The federal government has spent more than $50 billion on airport security since the terrorist attacks of 2001, but some experts say we're not any safer.

"It's all intended to make us feel more secure. It's kind of like a facade of security," says Brian Sullivan, a retired special agent for the Federal Aviation Administration and specialist in airport security.

"The proof is in the pudding," Sullivan says. "You look at the two most recent incidents – the shoe-bomber and the Christmas Day bomber, the underwear-bomber – and it was absolutely passengers and crew that subdued the terrorists. Not the TSA." 

What the TSA has done, Sullivan says, is respond to each terrorist threat after-the-fact.  After the shoe-bomber tried to blow up a commercial jet, passengers were required to remove their shoes.  When a plot surfaced to smuggle liquid explosives onto planes, carry-on liquids were limited.  Last Christmas a terrorist hid a bomb in his underwear and body scanners were installed.

When we talked to Sullivan in August, he warned that cargo on planes would be the next security soft spot targeted by terrorists.

"TSA has said hey, world, terrorists, we have 100 percent screening of cargo," Sullivan said then. "The terrorists are going to say, 'Oh yah? We're gonna test that.'"

That prediction became a reality last month, when terrorists in Yemen shipped explosives that made it onto cargo planes.  Now the TSA is scrambling to tighten security on air cargo.

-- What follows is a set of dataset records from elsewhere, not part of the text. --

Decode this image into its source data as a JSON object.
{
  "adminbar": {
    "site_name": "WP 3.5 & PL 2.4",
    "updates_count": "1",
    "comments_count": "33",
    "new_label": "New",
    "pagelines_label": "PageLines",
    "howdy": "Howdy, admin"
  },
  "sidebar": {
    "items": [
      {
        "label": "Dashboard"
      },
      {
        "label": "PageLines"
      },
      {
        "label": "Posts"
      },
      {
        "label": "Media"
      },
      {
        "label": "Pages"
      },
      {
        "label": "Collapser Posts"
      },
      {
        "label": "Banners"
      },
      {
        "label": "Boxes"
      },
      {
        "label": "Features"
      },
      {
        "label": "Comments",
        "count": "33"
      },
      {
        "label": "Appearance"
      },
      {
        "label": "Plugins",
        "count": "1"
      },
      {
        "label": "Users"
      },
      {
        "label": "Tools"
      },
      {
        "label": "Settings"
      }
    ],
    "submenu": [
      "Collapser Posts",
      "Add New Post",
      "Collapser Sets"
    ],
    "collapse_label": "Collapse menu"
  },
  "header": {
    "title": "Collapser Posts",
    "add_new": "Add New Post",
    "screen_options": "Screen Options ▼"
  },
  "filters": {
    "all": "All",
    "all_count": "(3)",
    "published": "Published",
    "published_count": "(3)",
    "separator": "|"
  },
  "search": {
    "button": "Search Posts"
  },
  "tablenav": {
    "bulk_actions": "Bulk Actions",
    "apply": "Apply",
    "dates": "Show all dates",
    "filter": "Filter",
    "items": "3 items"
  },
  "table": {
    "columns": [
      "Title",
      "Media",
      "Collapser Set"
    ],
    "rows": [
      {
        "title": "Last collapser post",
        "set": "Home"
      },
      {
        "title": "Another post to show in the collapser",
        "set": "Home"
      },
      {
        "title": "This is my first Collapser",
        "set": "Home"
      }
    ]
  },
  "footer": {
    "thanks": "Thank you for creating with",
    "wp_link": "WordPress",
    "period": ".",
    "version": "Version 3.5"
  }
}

"We're reactive. We're not proactive," Sullivan says. 

George Naccara, the TSA's director of security at Logan Airport, George Naccara, defends the agency's record: "It may appear to some people that we are behind the terrorists, but in reality we're well-connected to all intelligence analysts and sources in the U.S. government," Naccara says.

But the I-Team found the TSA is still struggling with the basics.  The TSA repeatedly fails its own internal testing... according to reports by the Government Accountability Office, the investigative arm of Congress.

"The failure rates of the screeners are really bad," says Bogdan Dzakovich, a TSA employee who previously served as a leader on the FAA's red team, which tested airport security checkpoints.  "The conclusions TSA should have reached by now, nine years later, is that whatever they think they are doing clearly does not work."

Sullivan agrees: "It's shocking to see what the GAO releases and says, for instance when it says 19 out of 19 airports failed in terms of getting IED's [improvised explosive devices] through screening."

"There are always vulnerabilities," says the TSA's Nacarra.  "There isn't a system in the world that is absolutely fool proof."

One major vulnerability is protecting air cargo.  The TSA says it screens 100 percent of all cargo on domestic passenger flights, the I-team has learned the vast majority of cargo isn't actually screened by the government.

The TSA contracts that work out to private companies, which could lead to more problems.  Meanwhile, the TSA continues to test for security breaches, but the results are classified.  The only way the public hears about the test results is when they are released by members of Congress or the GAO.